Monday, June 08, 2009

Oblinger, Easley Gone

Oblinger resigns:

"I understand that the University will be making public today the documents that it is providing to the grand jury in connection with the federal investigation," Oblinger wrote. "A handful of those documents - all emails - indicate that I was made aware of Mrs. Easley's potential availability as a faculty member by [NCSU board of trustees chairman] McQueen Campbell in April 2005. I did not recall those communications until reviewing the emails last week. The emails themselves indicate that I referred the issue to the appropriate university officials and they indicate no impropriety in the process in which Mrs. Easley was hired to come to NC State from her previous position at North Carolina Central University at an increase in pay of $1,072.10."

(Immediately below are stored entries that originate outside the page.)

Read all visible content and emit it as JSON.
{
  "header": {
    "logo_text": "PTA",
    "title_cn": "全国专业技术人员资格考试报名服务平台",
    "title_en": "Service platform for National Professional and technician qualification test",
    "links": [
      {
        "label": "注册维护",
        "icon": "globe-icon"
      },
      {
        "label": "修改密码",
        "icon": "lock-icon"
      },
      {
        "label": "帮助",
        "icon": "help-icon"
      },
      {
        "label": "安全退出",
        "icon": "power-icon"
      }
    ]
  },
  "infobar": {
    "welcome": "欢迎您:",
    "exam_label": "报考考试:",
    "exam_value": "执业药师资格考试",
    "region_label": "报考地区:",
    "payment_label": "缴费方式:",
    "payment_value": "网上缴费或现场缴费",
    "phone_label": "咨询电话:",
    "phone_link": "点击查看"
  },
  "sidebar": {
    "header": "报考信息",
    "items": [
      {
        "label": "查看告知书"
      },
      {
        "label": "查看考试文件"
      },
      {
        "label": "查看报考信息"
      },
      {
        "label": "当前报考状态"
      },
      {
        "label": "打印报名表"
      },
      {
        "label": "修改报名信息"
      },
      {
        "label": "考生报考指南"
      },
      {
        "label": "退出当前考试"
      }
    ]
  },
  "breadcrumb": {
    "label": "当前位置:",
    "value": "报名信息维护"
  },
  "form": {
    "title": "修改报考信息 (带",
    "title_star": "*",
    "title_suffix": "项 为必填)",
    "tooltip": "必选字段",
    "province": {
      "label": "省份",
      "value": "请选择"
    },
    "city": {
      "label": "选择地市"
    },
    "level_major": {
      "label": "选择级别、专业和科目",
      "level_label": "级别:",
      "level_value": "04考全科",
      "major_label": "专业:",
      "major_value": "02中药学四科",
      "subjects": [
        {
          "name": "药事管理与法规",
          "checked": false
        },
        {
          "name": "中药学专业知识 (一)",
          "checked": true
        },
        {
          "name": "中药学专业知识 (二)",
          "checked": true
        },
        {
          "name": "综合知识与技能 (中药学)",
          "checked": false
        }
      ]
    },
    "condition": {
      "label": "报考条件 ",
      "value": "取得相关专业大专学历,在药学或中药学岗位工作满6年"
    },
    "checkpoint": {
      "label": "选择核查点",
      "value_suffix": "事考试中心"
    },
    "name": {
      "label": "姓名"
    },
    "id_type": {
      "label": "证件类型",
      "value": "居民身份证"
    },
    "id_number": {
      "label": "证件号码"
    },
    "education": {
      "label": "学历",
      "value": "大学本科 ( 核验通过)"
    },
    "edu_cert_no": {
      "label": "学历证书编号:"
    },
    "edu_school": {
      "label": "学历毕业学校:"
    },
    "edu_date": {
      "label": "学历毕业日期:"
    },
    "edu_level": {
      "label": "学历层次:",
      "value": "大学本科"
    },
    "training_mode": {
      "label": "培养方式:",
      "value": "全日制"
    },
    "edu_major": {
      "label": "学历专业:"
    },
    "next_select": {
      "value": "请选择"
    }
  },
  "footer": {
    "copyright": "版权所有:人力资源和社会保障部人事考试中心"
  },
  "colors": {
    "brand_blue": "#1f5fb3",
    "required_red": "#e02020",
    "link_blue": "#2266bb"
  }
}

Oblinger, like Nielsen, said the intense scrutiny was the reason he was quitting.

"I am doing so because that is what leaders do when the institutions they lead come under distracting and undue public scrutiny," he wrote in a resignation letter. "This is particularly true for leaders of public institutions like NC State."

Oblinger became chancellor right around the time I graduated from NC State and didn't leave much of an impression in the years that followed, except that he seemed weak and unfocused when compared to his predecessor. So these last few weeks have been revealing in more ways than one.

BOT terminates Easley's contract:

Easley's job title was executive in residence, given when former NCSU Provost Larry Nielsen retooled her post and gave her an 88 percent raise last summer.

The job was actually four part-time roles cobbled together. She was to create and direct a public safety center; run a speakers series, which she started in 2005; coordinate law-related academic programming; and teach half a class each semester.

Documents released today show that the job was orchestrated at the highest levels of state government, and included the direct involvement of then-Gov. Mike Easley.

E-mail messages show the creation of the job was orchestrated in April and May of 2005 by the governor and that her job formation involved the chancellor at N.C. State, James Oblinger, who resigned today; a key trustee, McQueen Campbell, who also has resigned from the board; a senior adviser to Easley who now heads the Golden Leaf Foundation, Dan Gerlach; and an NCSU lobbyist at the time, Andy Willis.